Criticism
Spotify recently notified its users about a possible information leak (updated).
An unknown group, who was later identified in an interview with Spotify’s CEO as being the despotify team, could have compromised the security and privacy of individual user accounts.
Several news sites wrote articles about the incident, most of them not comprehending what really happened despite Spotify’s detailed blog posts on the matter. UK The Guardian initially named us computer criminals and many Swedish news sites falsely reported that someone had broken into Spotify and had stolen a lot of passwords and details about their users (Swedish:here, here, and here). That’s not what happened.
So what really happened?
While auditing Spotify’s software back in November 2008 we monitored data the Spotify client exchanged with the server and things it processed internally.

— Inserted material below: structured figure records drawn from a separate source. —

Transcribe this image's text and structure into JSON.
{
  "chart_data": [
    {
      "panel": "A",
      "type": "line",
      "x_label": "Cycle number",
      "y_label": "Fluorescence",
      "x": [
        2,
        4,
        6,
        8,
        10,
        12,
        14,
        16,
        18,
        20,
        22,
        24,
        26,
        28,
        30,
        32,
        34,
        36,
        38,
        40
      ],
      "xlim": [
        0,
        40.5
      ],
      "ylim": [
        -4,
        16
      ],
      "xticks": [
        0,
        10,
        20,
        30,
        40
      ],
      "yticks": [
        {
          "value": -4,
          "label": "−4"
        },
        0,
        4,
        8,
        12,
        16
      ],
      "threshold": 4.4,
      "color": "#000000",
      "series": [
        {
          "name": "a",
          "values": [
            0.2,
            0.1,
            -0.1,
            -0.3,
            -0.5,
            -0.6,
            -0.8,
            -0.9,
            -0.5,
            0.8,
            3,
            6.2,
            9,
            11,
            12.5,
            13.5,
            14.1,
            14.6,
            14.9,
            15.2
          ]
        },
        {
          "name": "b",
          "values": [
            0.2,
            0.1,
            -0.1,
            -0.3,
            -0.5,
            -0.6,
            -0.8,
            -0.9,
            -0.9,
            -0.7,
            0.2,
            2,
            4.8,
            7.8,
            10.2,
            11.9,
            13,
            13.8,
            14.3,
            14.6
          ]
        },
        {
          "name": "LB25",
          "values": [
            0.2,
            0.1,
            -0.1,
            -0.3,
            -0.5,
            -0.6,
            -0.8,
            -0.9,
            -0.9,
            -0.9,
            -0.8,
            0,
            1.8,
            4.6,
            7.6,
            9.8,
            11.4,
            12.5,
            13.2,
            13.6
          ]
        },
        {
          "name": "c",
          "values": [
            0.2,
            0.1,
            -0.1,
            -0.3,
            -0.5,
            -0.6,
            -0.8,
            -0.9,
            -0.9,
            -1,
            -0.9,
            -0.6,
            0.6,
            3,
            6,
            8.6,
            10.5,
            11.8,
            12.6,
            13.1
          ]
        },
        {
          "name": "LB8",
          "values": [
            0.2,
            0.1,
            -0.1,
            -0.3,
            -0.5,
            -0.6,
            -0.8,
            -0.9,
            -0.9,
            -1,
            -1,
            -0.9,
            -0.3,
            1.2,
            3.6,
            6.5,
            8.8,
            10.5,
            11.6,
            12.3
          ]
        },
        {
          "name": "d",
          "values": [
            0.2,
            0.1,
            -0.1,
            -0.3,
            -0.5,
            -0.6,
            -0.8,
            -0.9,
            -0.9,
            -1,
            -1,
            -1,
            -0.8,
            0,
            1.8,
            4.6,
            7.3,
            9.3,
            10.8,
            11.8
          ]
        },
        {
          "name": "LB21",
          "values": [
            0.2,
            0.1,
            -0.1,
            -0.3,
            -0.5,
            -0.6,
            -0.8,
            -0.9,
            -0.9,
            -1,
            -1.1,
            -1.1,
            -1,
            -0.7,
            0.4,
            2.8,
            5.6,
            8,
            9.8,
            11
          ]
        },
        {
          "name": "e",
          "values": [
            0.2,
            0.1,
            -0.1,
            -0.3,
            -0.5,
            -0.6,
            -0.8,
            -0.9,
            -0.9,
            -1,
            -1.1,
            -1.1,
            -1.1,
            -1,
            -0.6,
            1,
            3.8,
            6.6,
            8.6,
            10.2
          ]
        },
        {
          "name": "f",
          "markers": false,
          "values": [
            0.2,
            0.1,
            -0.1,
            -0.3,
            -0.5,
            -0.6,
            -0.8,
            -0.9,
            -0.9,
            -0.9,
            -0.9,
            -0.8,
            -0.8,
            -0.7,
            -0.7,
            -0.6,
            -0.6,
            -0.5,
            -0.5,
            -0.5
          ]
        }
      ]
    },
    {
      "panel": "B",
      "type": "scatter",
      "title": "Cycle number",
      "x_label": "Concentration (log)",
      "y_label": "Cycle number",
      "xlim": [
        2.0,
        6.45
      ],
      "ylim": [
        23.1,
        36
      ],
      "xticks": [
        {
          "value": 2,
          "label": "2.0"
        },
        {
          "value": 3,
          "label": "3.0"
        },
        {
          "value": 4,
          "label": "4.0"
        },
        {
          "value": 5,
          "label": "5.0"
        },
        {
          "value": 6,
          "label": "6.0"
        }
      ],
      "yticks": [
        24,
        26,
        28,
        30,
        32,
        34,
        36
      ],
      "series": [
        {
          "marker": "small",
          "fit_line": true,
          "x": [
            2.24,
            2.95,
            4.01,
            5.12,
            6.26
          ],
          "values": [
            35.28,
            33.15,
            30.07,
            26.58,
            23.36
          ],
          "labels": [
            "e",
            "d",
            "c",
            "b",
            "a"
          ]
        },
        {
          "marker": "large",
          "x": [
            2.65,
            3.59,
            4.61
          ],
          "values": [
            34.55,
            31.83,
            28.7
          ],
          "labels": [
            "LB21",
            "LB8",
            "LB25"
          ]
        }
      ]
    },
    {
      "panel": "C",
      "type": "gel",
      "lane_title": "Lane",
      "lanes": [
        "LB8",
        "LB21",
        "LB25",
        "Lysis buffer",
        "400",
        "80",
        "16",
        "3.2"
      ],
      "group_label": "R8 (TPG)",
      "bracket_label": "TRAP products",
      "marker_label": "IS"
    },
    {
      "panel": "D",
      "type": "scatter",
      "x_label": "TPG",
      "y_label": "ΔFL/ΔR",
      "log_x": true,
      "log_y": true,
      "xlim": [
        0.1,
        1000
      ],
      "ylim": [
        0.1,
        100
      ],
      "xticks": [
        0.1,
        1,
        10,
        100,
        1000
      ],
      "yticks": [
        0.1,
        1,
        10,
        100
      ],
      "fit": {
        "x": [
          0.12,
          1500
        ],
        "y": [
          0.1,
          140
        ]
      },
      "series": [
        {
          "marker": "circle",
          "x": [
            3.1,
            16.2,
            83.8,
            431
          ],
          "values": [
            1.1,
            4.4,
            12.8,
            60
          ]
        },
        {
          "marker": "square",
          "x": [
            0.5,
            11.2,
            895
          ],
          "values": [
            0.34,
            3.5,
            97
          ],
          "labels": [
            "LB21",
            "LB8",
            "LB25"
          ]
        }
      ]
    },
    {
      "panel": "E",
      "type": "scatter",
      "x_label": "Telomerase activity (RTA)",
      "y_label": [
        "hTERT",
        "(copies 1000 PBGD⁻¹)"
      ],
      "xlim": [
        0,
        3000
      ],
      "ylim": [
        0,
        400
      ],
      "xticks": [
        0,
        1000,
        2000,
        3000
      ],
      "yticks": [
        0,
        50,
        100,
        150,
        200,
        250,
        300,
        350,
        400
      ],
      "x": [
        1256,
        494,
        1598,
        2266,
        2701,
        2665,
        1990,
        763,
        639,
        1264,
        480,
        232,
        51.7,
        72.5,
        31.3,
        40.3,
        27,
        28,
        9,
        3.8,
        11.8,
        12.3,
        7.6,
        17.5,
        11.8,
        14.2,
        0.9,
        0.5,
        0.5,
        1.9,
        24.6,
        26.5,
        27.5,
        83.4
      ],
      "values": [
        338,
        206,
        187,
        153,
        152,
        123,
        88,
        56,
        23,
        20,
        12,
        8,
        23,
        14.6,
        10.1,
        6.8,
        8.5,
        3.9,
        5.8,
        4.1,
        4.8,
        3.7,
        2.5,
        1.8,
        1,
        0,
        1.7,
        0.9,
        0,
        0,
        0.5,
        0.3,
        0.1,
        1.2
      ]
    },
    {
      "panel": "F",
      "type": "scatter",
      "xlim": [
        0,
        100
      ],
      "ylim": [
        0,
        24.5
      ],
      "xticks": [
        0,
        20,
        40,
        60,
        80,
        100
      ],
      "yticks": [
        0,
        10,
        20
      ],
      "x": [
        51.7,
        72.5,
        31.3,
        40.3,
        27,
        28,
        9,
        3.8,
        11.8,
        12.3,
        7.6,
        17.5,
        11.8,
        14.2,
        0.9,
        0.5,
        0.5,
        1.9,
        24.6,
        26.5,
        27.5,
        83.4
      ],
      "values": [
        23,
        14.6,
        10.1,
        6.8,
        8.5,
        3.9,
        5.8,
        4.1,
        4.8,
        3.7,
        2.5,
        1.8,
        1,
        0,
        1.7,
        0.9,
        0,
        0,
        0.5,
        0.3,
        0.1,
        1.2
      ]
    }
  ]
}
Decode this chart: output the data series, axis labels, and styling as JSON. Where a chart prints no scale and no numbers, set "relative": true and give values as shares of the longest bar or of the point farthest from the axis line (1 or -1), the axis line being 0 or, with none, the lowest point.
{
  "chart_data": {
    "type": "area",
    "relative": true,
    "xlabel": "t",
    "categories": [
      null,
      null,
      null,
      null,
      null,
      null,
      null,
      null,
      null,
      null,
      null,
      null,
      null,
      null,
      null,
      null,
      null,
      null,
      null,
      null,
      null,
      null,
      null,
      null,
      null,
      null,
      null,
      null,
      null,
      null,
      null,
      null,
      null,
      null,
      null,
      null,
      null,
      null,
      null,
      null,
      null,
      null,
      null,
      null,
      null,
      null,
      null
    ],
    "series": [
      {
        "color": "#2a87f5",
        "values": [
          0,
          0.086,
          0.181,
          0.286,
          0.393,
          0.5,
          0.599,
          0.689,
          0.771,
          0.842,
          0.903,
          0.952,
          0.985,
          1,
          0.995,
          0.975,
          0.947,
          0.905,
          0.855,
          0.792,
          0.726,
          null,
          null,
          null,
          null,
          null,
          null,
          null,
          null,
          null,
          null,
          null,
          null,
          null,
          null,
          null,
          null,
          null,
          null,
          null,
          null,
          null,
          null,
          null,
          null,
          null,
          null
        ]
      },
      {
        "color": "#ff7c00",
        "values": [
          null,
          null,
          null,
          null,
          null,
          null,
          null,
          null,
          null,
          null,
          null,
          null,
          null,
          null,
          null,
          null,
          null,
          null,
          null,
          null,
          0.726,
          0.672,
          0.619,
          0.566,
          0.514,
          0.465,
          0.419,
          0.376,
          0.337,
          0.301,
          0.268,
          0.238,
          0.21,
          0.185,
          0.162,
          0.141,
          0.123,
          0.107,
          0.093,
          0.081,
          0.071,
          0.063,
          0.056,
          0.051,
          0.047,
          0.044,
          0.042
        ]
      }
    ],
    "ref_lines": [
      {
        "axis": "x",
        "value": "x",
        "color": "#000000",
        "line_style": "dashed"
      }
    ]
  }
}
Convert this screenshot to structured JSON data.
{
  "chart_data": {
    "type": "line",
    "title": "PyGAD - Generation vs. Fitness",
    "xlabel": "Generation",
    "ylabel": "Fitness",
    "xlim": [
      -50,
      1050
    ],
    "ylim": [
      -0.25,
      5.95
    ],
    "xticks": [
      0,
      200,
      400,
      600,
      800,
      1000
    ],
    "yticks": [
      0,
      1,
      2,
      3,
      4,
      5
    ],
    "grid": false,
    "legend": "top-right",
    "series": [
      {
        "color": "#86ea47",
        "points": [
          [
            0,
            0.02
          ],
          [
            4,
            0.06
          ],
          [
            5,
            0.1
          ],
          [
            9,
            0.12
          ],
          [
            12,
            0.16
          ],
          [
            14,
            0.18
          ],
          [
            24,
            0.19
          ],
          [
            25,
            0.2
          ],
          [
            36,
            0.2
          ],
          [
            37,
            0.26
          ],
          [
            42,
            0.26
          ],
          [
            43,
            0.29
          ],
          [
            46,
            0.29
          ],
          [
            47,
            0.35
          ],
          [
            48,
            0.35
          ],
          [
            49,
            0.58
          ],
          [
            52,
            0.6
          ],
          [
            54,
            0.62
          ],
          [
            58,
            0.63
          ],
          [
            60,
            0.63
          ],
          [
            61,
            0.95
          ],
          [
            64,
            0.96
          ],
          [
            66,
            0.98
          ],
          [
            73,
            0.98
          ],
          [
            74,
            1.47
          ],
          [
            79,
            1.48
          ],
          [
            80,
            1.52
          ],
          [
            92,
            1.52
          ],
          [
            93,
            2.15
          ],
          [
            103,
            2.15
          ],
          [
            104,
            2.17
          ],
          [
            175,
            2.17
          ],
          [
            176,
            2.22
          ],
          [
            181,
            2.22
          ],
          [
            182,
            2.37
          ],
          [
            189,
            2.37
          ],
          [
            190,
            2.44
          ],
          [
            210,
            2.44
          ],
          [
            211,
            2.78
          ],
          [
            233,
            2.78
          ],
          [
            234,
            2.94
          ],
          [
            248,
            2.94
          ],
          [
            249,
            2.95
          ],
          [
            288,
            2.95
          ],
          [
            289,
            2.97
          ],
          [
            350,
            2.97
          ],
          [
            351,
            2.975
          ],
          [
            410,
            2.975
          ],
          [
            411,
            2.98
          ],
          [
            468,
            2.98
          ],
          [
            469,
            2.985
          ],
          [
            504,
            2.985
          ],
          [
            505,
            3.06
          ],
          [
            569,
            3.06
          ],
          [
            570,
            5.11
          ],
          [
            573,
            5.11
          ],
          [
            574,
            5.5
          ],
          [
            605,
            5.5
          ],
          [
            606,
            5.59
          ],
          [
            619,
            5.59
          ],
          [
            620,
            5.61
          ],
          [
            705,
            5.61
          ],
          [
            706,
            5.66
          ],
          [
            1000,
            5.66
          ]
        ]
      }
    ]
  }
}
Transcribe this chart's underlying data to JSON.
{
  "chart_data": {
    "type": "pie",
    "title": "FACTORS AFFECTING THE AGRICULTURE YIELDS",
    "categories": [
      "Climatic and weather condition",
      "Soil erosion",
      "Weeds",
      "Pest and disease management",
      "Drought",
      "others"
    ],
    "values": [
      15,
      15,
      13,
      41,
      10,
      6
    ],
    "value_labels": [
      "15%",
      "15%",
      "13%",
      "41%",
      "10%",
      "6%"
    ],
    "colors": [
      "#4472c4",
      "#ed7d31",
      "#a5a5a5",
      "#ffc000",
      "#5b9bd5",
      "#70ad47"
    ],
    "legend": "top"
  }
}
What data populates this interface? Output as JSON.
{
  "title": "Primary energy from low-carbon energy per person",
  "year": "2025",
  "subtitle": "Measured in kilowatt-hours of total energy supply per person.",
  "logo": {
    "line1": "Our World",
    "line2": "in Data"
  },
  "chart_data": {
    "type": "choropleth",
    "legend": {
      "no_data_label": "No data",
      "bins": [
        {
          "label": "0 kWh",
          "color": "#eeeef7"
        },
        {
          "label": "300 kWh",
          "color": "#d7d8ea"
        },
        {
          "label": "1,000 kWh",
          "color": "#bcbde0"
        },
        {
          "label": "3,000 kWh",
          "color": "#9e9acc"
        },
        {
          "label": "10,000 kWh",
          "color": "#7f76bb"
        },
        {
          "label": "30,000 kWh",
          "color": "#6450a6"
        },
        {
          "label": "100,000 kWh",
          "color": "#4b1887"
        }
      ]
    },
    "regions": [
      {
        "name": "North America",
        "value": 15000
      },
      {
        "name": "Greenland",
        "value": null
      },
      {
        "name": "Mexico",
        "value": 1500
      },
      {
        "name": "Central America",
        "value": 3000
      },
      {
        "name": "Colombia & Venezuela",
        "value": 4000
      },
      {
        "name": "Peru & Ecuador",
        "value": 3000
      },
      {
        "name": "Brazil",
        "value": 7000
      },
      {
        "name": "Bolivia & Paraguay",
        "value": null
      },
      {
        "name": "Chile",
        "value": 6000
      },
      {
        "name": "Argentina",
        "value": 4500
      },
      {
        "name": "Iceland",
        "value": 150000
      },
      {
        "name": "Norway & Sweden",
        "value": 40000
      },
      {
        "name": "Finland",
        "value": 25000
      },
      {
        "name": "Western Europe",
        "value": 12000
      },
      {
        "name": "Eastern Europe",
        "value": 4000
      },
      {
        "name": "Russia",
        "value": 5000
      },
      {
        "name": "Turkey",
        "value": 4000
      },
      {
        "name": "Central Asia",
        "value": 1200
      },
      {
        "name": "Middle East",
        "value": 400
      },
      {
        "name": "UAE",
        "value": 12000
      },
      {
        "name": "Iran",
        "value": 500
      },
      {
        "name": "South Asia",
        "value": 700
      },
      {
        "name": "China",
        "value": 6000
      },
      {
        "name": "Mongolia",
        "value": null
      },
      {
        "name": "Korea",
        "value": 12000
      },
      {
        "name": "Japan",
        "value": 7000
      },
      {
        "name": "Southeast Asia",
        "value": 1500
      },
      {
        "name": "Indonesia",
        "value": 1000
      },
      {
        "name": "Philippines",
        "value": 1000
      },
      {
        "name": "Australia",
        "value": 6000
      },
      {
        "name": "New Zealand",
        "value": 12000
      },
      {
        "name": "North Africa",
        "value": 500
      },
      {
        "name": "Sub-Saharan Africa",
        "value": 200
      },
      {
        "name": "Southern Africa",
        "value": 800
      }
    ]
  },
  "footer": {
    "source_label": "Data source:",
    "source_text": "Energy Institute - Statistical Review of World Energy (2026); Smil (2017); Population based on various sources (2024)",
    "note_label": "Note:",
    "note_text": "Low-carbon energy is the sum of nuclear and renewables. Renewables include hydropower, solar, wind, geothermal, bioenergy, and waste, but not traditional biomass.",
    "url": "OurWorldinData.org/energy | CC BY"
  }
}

It turned out that whenever you added someone else’s shared playlist, the Spotify client software would request information from Spotify’s servers about the author of that playlist.
The information returned contained things like a hash (based on a salt and the user’s password), date of birth, city and other things that Spotify knew about this user.
We realized that the password hash that was transfered to the client when you added someone else’s playlist, could be used as a way of autenticating to the server as the owner of the playlist, without knowing his or her password. That was bad.
A few days before Spotify finally stopped relaying the password hash (and some other unnecessary information) we realized that this hash actually was a SHA-1 hash over a 10 character salt, a space character, and the user’s password.
Since we by this time both knew the resulting hash value and part of the message that was hashed (i.e, salt and the space character), we now had everything we needed to successfullybrute force the original password.
During the 18th of December 2008, Spotify removed parts of the information that was returned to the client when it asked for a user’s details, notably the password hash.
For us, that meant that the possibility to steal a lot of password hashes now was gone.
In fact, we were left with previously requested information (stored for research purposes) for approximately 40 different users. These users were mostly people whose playlists we were listening to. Others were employees of Spotify, because we thought it would be interesting to see if, and in that case how, employee’s details differed from Joe Average’s account.
On February 17th, 2009 we released despotify, our open source Spotify client.
It still had support for requesting details about a particular user’s account, as is also shown in ourvideo introduction. This information was made up of things like the account holder’s email address, date of birth (YYYY-mm-dd), postal code and a few other not-interesting details.
Hours after making despotify public, Spotify realized the privacy issues involved and stopped leaking the above mentioned information. Shortly afterwards, we also removed support for requesting that information (it didn’t work anymore) from the despotify code in our Subversion repository.
On March 4th, 2009 Spotify posted information about these issues on their blog.
Am I at risk?
While we only got our hands on ~40 different user’s details, there’s still a risk that others also found the same issue that we did.
It’s impossible to know for sure and hence full disclosure and notifying those that could be affected is required.
In other words, Spotify has responded to this issue in an exceptionally good way.
Why did you not report this issue to Spotify?
If we would have reported this, Spotify would have understood that there was people out there actively thinkering with the internals of their software.
We simply didn’t want to risk jeopardizing the continued research we were doing by reporting the issue.
So you didn’t really hack into Spotify?
No. We did not hack into their servers and we certainly did not exploit a weakness in their web platform, as some media reports claim.
We’ve only used a feature already part of the communication protocol between the client and the server to obtain the data. Even the official client software (version 0.3.8 and before) did just this, although you could not request data for arbitrary users.